今回の相談者さんは両親と同居している20代の独身女性。家族全員、健康に暮らしていますが、気になるのがこれからのことだとか。もし親が病気になってしまったらどうしよう。経済的に自分がすべて支えていく! と断言できるほどの自信もない。あれこれ考えていたら心配になってしまったという悩める相談者さんに、黒田先生がアドバイスします。

【相談】
私はいま27歳。会社員として働き、両親と同居している一人っ子の独身女性です。幸い、いまは両親ともに健康に過ごしていますが、最近、先のことが気になり始めました。親が病気になってしまったら、困ったときにはサポートしたいと思う一方で、経済的にはすべてを支えられる自信はありません。いまからしっかりと準備をしておいた方がいいとは思うものの、まだ何もしていません。お金のことなど、どこからどう手をつければいいでしょうか。いざというときに困らないために何をすればいいのか。黒田先生、教えてください! (27歳・女性)


親のために子どもができることは3つある


人は必ず年をとります。年をとれば体が弱くなったり、病気にかかったりすることは避けられません。でも、ご両親が元気なうちはなかなかそうしたシーンを想像できないですよね。

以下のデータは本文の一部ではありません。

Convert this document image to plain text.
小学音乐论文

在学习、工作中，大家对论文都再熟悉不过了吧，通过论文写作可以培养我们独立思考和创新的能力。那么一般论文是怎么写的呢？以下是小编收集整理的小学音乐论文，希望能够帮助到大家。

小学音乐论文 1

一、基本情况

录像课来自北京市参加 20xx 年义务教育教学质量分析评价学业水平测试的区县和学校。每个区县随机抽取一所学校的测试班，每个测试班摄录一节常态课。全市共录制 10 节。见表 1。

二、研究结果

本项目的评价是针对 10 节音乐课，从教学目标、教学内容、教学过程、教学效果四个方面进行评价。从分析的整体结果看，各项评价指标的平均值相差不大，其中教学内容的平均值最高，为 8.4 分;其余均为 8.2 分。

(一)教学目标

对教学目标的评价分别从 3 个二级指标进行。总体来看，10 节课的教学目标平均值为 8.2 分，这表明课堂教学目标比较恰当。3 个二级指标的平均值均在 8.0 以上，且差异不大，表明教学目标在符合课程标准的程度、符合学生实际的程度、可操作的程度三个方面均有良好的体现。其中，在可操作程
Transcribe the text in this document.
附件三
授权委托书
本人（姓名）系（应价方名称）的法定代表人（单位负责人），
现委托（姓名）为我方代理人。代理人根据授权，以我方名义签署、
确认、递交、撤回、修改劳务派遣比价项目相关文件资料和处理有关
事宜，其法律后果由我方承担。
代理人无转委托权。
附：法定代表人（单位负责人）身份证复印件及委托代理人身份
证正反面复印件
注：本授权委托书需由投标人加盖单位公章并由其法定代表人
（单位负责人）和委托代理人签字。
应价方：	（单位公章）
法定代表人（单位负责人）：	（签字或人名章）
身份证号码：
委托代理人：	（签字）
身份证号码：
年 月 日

その点、相談者さんはいまから準備を考えているわけですからえらい! 心配しすぎるのも困りものですが、準備をすることはとても大切です。では何から始めたらいいのか、具体的にお話ししましょう。

親のために子どもができることは大きく分けて3つあります。1つ目は、「調べて聞いて参加する」こと。

親子でスマートフォンを見ているイメージ
画像はイメージです

「調べる」というのは、特に、医療保険や介護保険、年金保険や福祉サービスなど親や子どもが利用できそうな公的な制度に関して。年代を問わず、病気やケガなどで要介護状態になれば、ベースとなるのは公的な保障。まずは保障の内容やどんなサービスを受けられるのかについて確認しましょう。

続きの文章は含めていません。